Si bien la Guadalupana es pintura, obra de Marcos Cipac de Aquino, y “milagrosamente” aparecida a Juan Diego, se le sacó un calco que fue utilizado para realizar la infinidad de copias que conocemos, y que muchas fueron enviadas a España, para que se conociera allá “el portento americano”.
Según el historiador del arte F. de la Maza, no hay pintor mexicano que a partir de 1650 no haya pintado al menos una Virgen de Guadalupe. No olvidemos que la aparición de la Guadalupana se le atribuyó un “origen divino”.
Gracias a un obispo
El obispo Andrés de Navas salvó, primero, que el escultor Quirio Cataño cayera en el olvido al transcribir el contrato original de la obra realizada en 1594, y evitó que alrededor de esta imagen se pudieran urdir leyendas piadosas y milagros espectaculares. Existe abundante información sobre hechos importantes de la vida de este escultor.

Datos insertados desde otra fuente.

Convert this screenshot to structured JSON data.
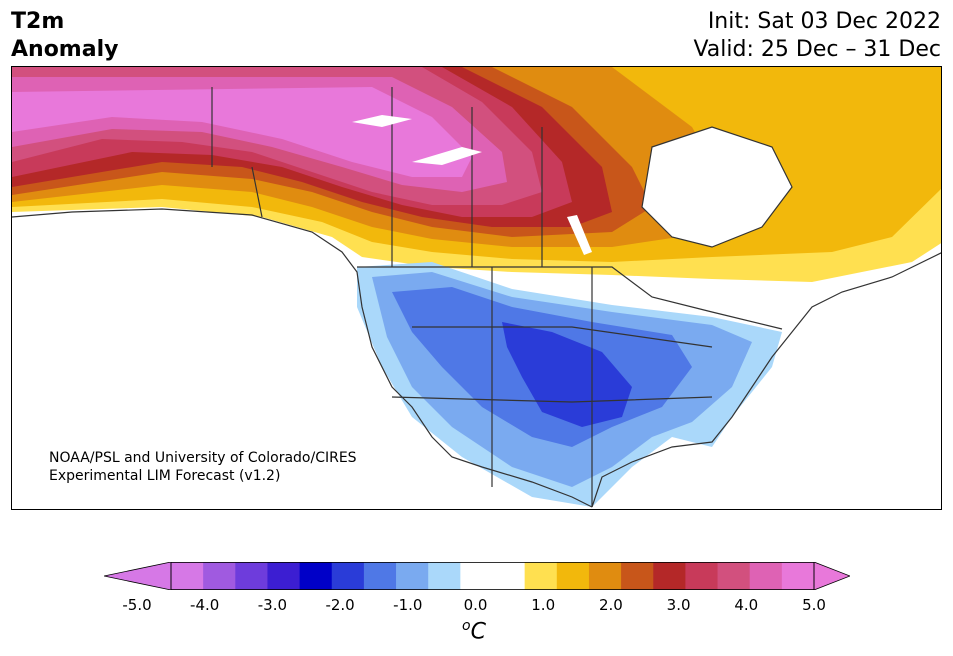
{
  "header": {
    "title_line1": "T2m",
    "title_line2": "Anomaly",
    "init": "Init: Sat 03 Dec 2022",
    "valid": "Valid: 25 Dec – 31 Dec"
  },
  "credit": {
    "line1": "NOAA/PSL and University of Colorado/CIRES",
    "line2": "Experimental LIM Forecast (v1.2)"
  },
  "colorbar": {
    "unit_sup": "o",
    "unit_main": "C",
    "colors": [
      "#d678e6",
      "#a05ae0",
      "#6e3cdc",
      "#3c1ed2",
      "#0000c8",
      "#2a3cd8",
      "#4f78e6",
      "#7aaaf0",
      "#aad8fa",
      "#ffffff",
      "#ffffff",
      "#ffe050",
      "#f2b80c",
      "#e08c10",
      "#c8561a",
      "#b42828",
      "#c83a5a",
      "#d2507e",
      "#de62b4",
      "#e878da"
    ],
    "tick_labels": [
      "-5.0",
      "-4.0",
      "-3.0",
      "-2.0",
      "-1.0",
      "0.0",
      "1.0",
      "2.0",
      "3.0",
      "4.0",
      "5.0"
    ]
  }
}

Por ejemplo, en el tomo I del libro “Extractos de Escrituras Públicas 1567-1648”, de Juan José Falla, sabemos que “en la ciudad de Guatemala en julio de 1606, ante Cristóbal Aceituno, escribano público, Quirio Cataño oficial de escultor y pintor, vecino de esta ciudad, se obligó a hacer un retablo para el altar de la capilla de Pedro de Lira, en la iglesia del convento de Santo Domingo”. En este mismo libro encontramos, que en el año de 1622, “en la ciudad de Santiago de Guatemala a 20 de agosto de 1622, testó, Catalina Mazariegos viuda de Quirio Cataño, estaba sana vivía en la misma casa cubierta de paja donde ella y su difunto esposo había testado antes”.
Quién fue Cataño
Conocemos muchos datos de su vida, pero se ignora el origen exacto de su apellido, el mismo puede ser portugués, o bien italiano. No se conoce la fecha de nacimiento y su muerte. Según Berlín, debió ocurrir entre el 26 de marzo y 20 de agosto de 1622.
Muy cerca de Esquipulas existió un lugar de peregrinaje y comercio, en este sitio confluyen rutas, que vienen desde Yucatán, Chiapas y Centroamérica. En México la devoción al Cristo de Esquipulas se extendió hasta Oaxaca y Chimayó en Nuevo México. Quirio Cataño realizó esta imagen entre 1594 y 1595. La escultura es, estilísticamente, de un clasicismo reposado. las normas de su tiempo fluyen en su arte sin ninguna violencia, por lo que es difícil sugerir o intuir influencias y antecedentes.
Con la serenidad de formas logra un equilibrio utilizando los requerimientos activos externos, logra justamente una clara dialéctica con el espectador. Sin embargo son claras las afinidades renacentistas, puramente, como el “contrapasto” de la figura, el reposo de las actitudes. La expresión del rostro transmite puras evocaciones naturalistas. La corona de espinas pareciera ser lo que más martiriza al crucificado, el escultor logra a través de los planos del rostro expresar su muy humano dolor.
La devoción al Cristo de Esquipulas se inició a principios del siglo XVII. Se pudo confirmar con certeza esa fecha, por los numerosos ex-votos o milagros que existían en el templo. Obras extraordinarias de la pintura popular. ¿Dónde se encuentran estas pinturas?.